Staff at the Urban Institute, a think tank based in Washington, DC, used parameterized reporting to develop fiscal briefs for all US states, as well as the District of Columbia. Each report required extensive text and multiple charts, so creating them by hand wasn’t feasible. Instead, employees Safia Sayed, Livia Mucciolo, and Aaron Williams automated the process.

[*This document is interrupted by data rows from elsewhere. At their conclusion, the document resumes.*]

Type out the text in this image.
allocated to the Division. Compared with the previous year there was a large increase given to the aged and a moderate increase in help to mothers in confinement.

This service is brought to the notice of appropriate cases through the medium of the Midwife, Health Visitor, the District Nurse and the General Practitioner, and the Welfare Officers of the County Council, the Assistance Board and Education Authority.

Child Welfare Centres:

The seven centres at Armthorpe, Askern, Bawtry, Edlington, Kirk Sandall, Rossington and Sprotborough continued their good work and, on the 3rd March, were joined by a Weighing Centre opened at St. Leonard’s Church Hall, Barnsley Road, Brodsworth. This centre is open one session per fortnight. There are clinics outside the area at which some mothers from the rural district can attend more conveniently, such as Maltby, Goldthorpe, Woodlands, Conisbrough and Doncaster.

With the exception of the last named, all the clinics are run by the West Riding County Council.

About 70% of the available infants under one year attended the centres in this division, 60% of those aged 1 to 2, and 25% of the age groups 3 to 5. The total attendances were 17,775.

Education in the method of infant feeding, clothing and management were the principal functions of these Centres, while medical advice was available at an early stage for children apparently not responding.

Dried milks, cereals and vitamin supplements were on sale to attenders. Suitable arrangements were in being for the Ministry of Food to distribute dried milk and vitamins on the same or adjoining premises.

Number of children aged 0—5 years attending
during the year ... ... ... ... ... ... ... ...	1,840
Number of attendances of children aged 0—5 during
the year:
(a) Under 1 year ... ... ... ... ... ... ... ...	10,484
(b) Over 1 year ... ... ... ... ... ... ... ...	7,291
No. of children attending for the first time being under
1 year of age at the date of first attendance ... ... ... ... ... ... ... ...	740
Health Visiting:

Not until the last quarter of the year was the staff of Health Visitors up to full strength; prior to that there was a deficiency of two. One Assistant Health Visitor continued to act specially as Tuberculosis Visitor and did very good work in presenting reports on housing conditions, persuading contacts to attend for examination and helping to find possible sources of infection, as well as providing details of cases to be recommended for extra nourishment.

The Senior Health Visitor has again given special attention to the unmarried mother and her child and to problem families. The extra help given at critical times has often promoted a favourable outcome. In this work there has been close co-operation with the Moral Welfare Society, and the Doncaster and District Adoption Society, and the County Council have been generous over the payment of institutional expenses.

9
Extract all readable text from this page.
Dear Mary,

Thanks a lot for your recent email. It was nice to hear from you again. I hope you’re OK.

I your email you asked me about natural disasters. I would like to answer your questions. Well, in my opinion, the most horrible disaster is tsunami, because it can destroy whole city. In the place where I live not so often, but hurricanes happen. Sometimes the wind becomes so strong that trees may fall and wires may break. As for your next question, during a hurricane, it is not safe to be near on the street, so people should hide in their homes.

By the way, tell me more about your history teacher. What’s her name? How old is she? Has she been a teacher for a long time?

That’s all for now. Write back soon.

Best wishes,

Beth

This chapter explains how parameterized reporting works and walks you through a simplified version of the code that the Urban Institute used.
## Report Templates in R Markdown
If you’ve ever had to create multiple reports at the same time, you know how frustrating it can be, especially if you’re using the multi-tool workflow described in @sec-rmarkdown-chapter. Making just one report can take a long time. Multiply that work by 10, 20, or, in the case of the Urban Institute team, 51, and it can quickly feel overwhelming. Fortunately, with parameterized reporting, you can generate thousands of reports at once using the following workflow:
1. Make a report template in R Markdown.
1. Add a parameter (for example, one representing US states) in the YAML of your R Markdown document to represent the values that will change between reports.
1. Use that parameter to generate a report for one state, to make sure you can knit your document.
1. Create a separate R script file that sets the value of the parameter and then knits a report.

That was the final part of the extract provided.